Conditions on a sensing matrix \(\Phi\) are given such that the solution \(x^\star\) of \[ \min_{\tilde{x}\in \mathbb{R}^n}\| \tilde{x}\| _{\ell^1} \quad{\text{ subject\,\, to}}\quad \Phi x =y {(\star)} \] recovers \(x\) exactly provided \(x\) is {sparse} and the sensing matrix satisfies a {restricted isometry property}. A vector \(x\in \mathbb{R}^N\) is \(s\)-sparse if at most \(s\) of its coordinates are nonzero. For each \(s=1,2,\dots\) the \(s\)-isometry constant of a matrix \(\Phi\) is the smallest number \(\delta_s\) such that \[ (1-\delta_s)\| x\| _{\ell^2}^2\leq \| \Phi x\| _{\ell^2}^2\leq (1+\delta_s) \| x\| _{\ell^2}^2 \] whenever \(x\) is \(s\)-sparse.
The first result applies to noiseless recovery, and states that if \(\delta_{2s}<\sqrt{2}-1\) then there is a constant \(C\) such that the solution \(x^\star\) of (\(\star\)) satisfies \(\| x^\star -x\| _{\ell^1}\leq C\| x-x_s\| _{\ell^1}\) and \(\| x^\star -x\| _{\ell^2}\leq C s^{-1/2}\| x-x_s\| _{\ell^1}\).

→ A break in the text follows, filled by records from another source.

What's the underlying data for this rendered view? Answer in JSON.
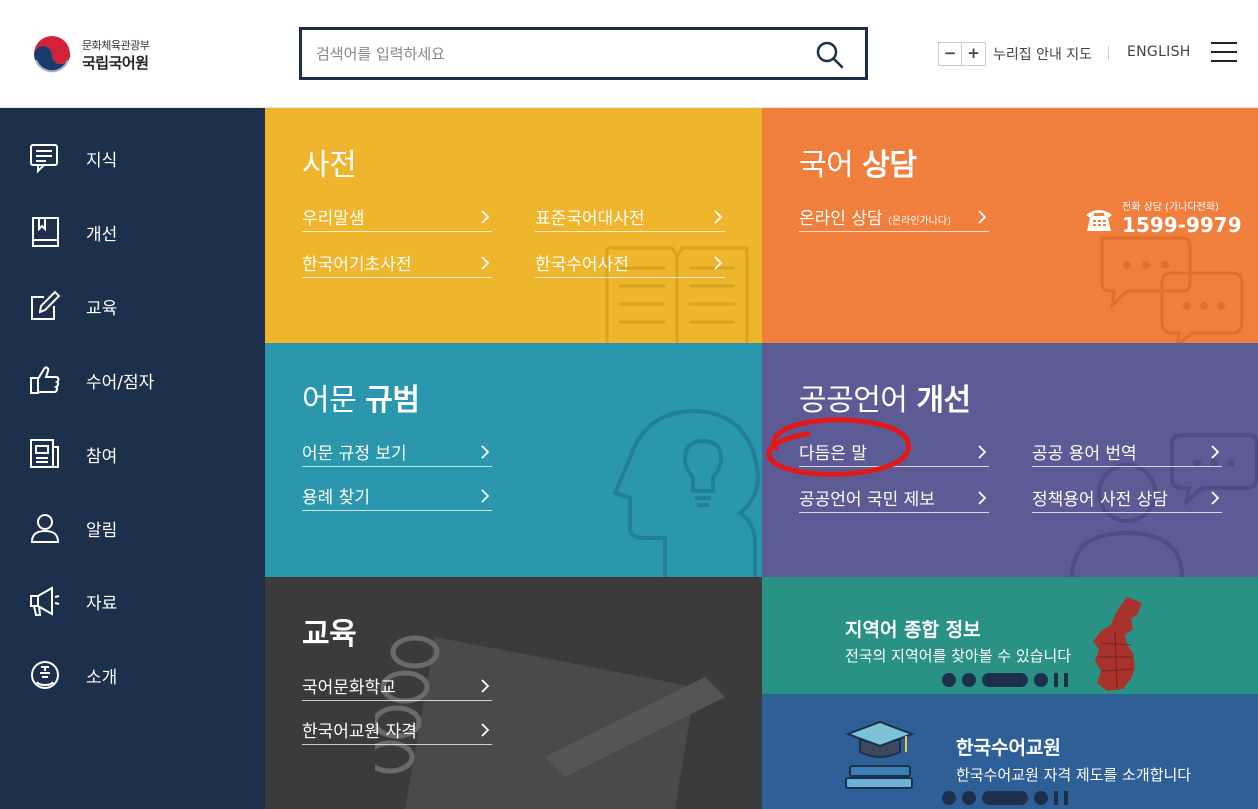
{
  "header": {
    "logo_sub": "문화체육관광부",
    "logo_main": "국립국어원",
    "search_placeholder": "검색어를 입력하세요",
    "zoom_out": "−",
    "zoom_in": "+",
    "sitemap": "누리집 안내 지도",
    "english": "ENGLISH"
  },
  "sidebar": {
    "items": [
      {
        "label": "지식",
        "icon": "chat-board-icon"
      },
      {
        "label": "개선",
        "icon": "book-icon"
      },
      {
        "label": "교육",
        "icon": "pencil-edit-icon"
      },
      {
        "label": "수어/점자",
        "icon": "thumbs-up-hand-icon"
      },
      {
        "label": "참여",
        "icon": "document-icon"
      },
      {
        "label": "알림",
        "icon": "user-icon"
      },
      {
        "label": "자료",
        "icon": "megaphone-icon"
      },
      {
        "label": "소개",
        "icon": "face-badge-icon"
      }
    ]
  },
  "tiles": {
    "dictionary": {
      "title": "사전",
      "links": [
        "우리말샘",
        "표준국어대사전",
        "한국어기초사전",
        "한국수어사전"
      ]
    },
    "consult": {
      "title_light": "국어 ",
      "title_bold": "상담",
      "link": "온라인 상담",
      "link_small": "(온라인가나다)",
      "phone_label": "전화 상담 (가나다전화)",
      "phone_number": "1599-9979"
    },
    "rules": {
      "title_light": "어문 ",
      "title_bold": "규범",
      "links": [
        "어문 규정 보기",
        "용례 찾기"
      ]
    },
    "public": {
      "title_light": "공공언어 ",
      "title_bold": "개선",
      "links": [
        "다듬은 말",
        "공공 용어 번역",
        "공공언어 국민 제보",
        "정책용어 사전 상담"
      ]
    },
    "education": {
      "title": "교육",
      "links": [
        "국어문화학교",
        "한국어교원 자격"
      ]
    },
    "regional": {
      "title": "지역어 종합 정보",
      "desc": "전국의 지역어를 찾아볼 수 있습니다"
    },
    "sign": {
      "title": "한국수어교원",
      "desc": "한국수어교원 자격 제도를 소개합니다"
    }
  },
  "colors": {
    "navy": "#1c2f4b",
    "yellow": "#efb52c",
    "orange": "#f07f3e",
    "teal": "#2b97ad",
    "purple": "#5c5b95",
    "dark": "#3b3b3b",
    "green": "#2a9285",
    "blue": "#2f5f97",
    "annotation_red": "#e01818"
  }
}
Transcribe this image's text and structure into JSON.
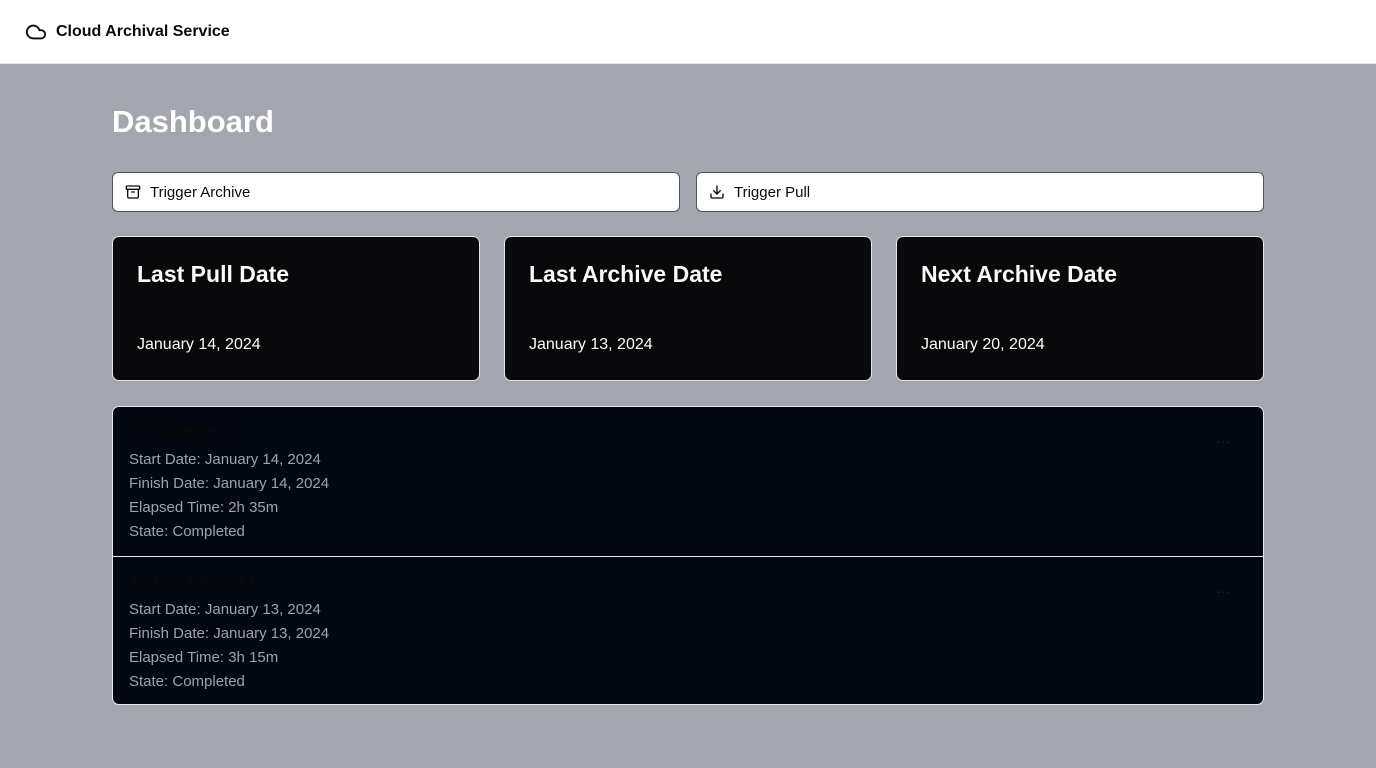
{
  "header": {
    "brand_icon": "cloud-icon",
    "app_name": "Cloud Archival Service"
  },
  "page": {
    "title": "Dashboard"
  },
  "actions": {
    "archive": {
      "icon": "archive-box-icon",
      "label": "Trigger Archive"
    },
    "pull": {
      "icon": "download-icon",
      "label": "Trigger Pull"
    }
  },
  "stats": [
    {
      "title": "Last Pull Date",
      "value": "January 14, 2024"
    },
    {
      "title": "Last Archive Date",
      "value": "January 13, 2024"
    },
    {
      "title": "Next Archive Date",
      "value": "January 20, 2024"
    }
  ],
  "attempts": [
    {
      "title": "Pull Attempt 1",
      "start": "Start Date: January 14, 2024",
      "finish": "Finish Date: January 14, 2024",
      "elapsed": "Elapsed Time: 2h 35m",
      "state": "State: Completed",
      "menu": "···"
    },
    {
      "title": "Archive Attempt 1",
      "start": "Start Date: January 13, 2024",
      "finish": "Finish Date: January 13, 2024",
      "elapsed": "Elapsed Time: 3h 15m",
      "state": "State: Completed",
      "menu": "···"
    }
  ],
  "colors": {
    "page_background": "#a3a6ae",
    "card_background": "#09090b",
    "list_background": "#030712",
    "header_background": "#ffffff"
  }
}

In particular, the recovery is exact if \(x\) is \(s\)-sparse. The second result applies to the minimizer of \[ \min_{\tilde{x}\in \mathbb{R}^n}\| \tilde{x}\| _{\ell^1} \quad{\text{subject\,\, to}}\quad y=\Phi x =z {(\star\star)} \] where \(\| z\| _{\ell^2}\leq \varepsilon\). Assuming again that \(\delta_{2s}<\sqrt{2}-1\) it is shown that the solution of (\(\star\star\)) satisfies \(\| x^\star-x\| _{\ell^2} \leq C s^{-1/2}\| x\| _{\ell^1}+ K\varepsilon\) for a second constant \(K\). How \(C\) and \(K\) depend on \(\delta_s\) can be inferred from the proofs.
The bounds here improve those first established by the author and T. Tao in [“Decoding by linear programming”, IEEE Trans. Inform. Theory 51 (12), 4203–4215 (2005)] where it was first shown that the \(\ell^1\) minimizer of \(\Phi \tilde x=y\) recovers \(x\) when \(x\) is sufficiently sparse.